PAOC Colloquium: James Fleming (Colby)
Date Time Location
November 21st, 2016 12:00pm-1:00pm Ida Green Lounge (9th Floor), Building 54, Cambridge, MA, United States
Title: Inventing Atmospheric Science: Gordian Knots and the Quest for Prevision

Abstract: Atmospheric researchers have long attempted to untie the Gordian Knot of meteorology—that intractable and intertwined tangle of observational imprecision, theoretical uncertainties, and non-linear influences—that, if unraveled, would provide perfect prevision of the weather for ten days, of seasonal conditions for next year, and of climatic conditions for a decade, a century, a millennium, or longer. This presentation, based on Inventing Atmospheric Science (The M.I.T. Press, 2016), examines the work of three interconnected generations of scientists and the influence of three families of transformative technologies in the first six decades of the twentieth century, from the dawn of applied fluid dynamics to the emergence, by 1960, of the interdisciplinary atmospheric sciences.

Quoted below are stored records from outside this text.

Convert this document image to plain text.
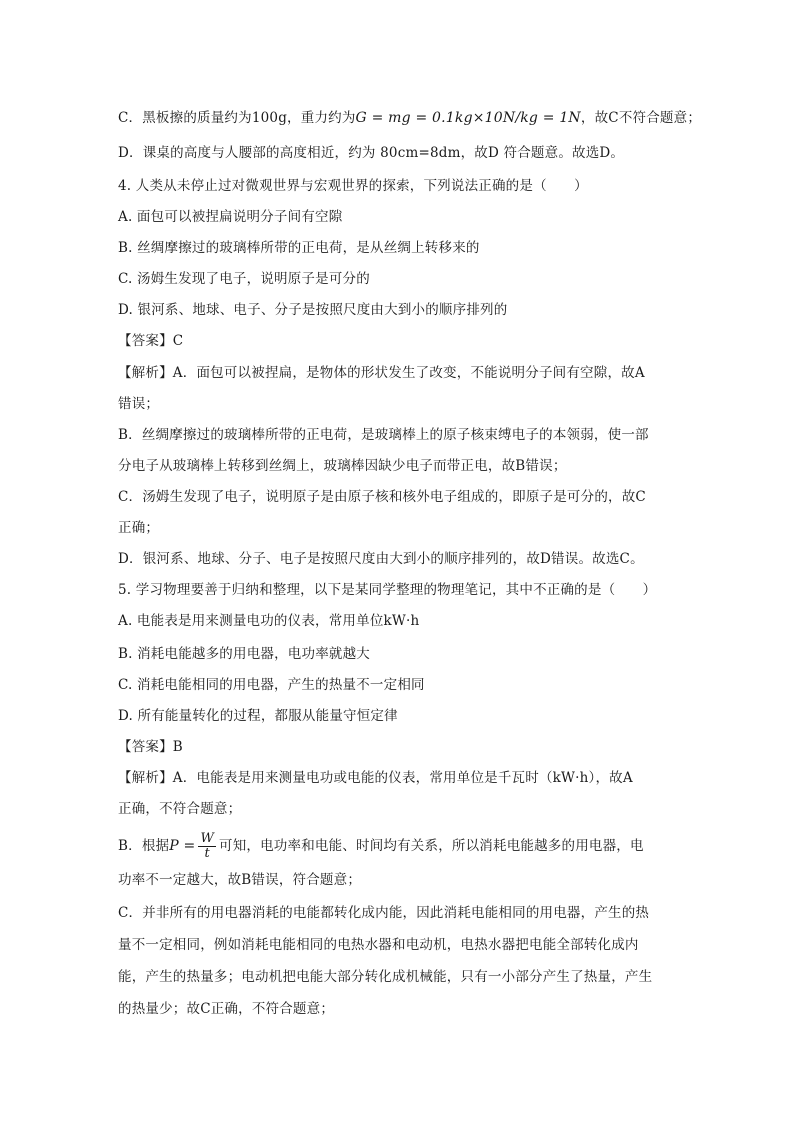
C．黑板擦的质量约为100g，重力约为G = mg = 0.1kg×10N/kg = 1N，故C不符合题意；
D．课桌的高度与人腰部的高度相近，约为 80cm=8dm，故D 符合题意。故选D。
4. 人类从未停止过对微观世界与宏观世界的探索，下列说法正确的是（　　）
A. 面包可以被捏扁说明分子间有空隙
B. 丝绸摩擦过的玻璃棒所带的正电荷，是从丝绸上转移来的
C. 汤姆生发现了电子，说明原子是可分的
D. 银河系、地球、电子、分子是按照尺度由大到小的顺序排列的
【答案】C
【解析】A．面包可以被捏扁，是物体的形状发生了改变，不能说明分子间有空隙，故A
错误；
B．丝绸摩擦过的玻璃棒所带的正电荷，是玻璃棒上的原子核束缚电子的本领弱，使一部
分电子从玻璃棒上转移到丝绸上，玻璃棒因缺少电子而带正电，故B错误；
C．汤姆生发现了电子，说明原子是由原子核和核外电子组成的，即原子是可分的，故C
正确；
D．银河系、地球、分子、电子是按照尺度由大到小的顺序排列的，故D错误。故选C。
5. 学习物理要善于归纳和整理，以下是某同学整理的物理笔记，其中不正确的是（　　）
A. 电能表是用来测量电功的仪表，常用单位kW·h
B. 消耗电能越多的用电器，电功率就越大
C. 消耗电能相同的用电器，产生的热量不一定相同
D. 所有能量转化的过程，都服从能量守恒定律
【答案】B
【解析】A．电能表是用来测量电功或电能的仪表，常用单位是千瓦时（kW·h），故A
正确，不符合题意；
B．根据$P = \frac{W}{t}$ 可知，电功率和电能、时间均有关系，所以消耗电能越多的用电器，电
功率不一定越大，故B错误，符合题意；
C．并非所有的用电器消耗的电能都转化成内能，因此消耗电能相同的用电器，产生的热
量不一定相同，例如消耗电能相同的电热水器和电动机，电热水器把电能全部转化成内
能，产生的热量多；电动机把电能大部分转化成机械能，只有一小部分产生了热量，产生
的热量少；故C正确，不符合题意；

About the speaker: Jim Fleming is the Charles A. Dana Professor of Science, Technology, and Society at Colby College, Maine. He earned a B.S. in astronomy from Pennsylvania State University, an M.S. in atmospheric science from Colorado State University,​
and a Ph.D. in history from Princeton University. He has written extensively on the history of weather, climate, technology, and the environment including social, cultural, and intellectual aspects. His books include Meteorology in America (Johns Hopkins, 1990), Historical Perspectives on Climate Change (Oxford, 1998), The Callendar Effect (AMS, 2007), Fixing the Sky (Columbia, 2010), and Inventing Atmospheric Science (MIT, 2016). He is series editor of Palgrave Studies in the History of Science and Technology, a research associate of the Smithsonian Institution, a fellow of the American Association for the Advancement of Science, and a fellow of the American Meteorological Society.

Jim is a resident of China, Maine (not Mainland China!) He enjoys fishing, good jazz, good BBQ, seeing students flourish, and building the community of historians of science and technology. "Everything is unprecedented if you don't study history."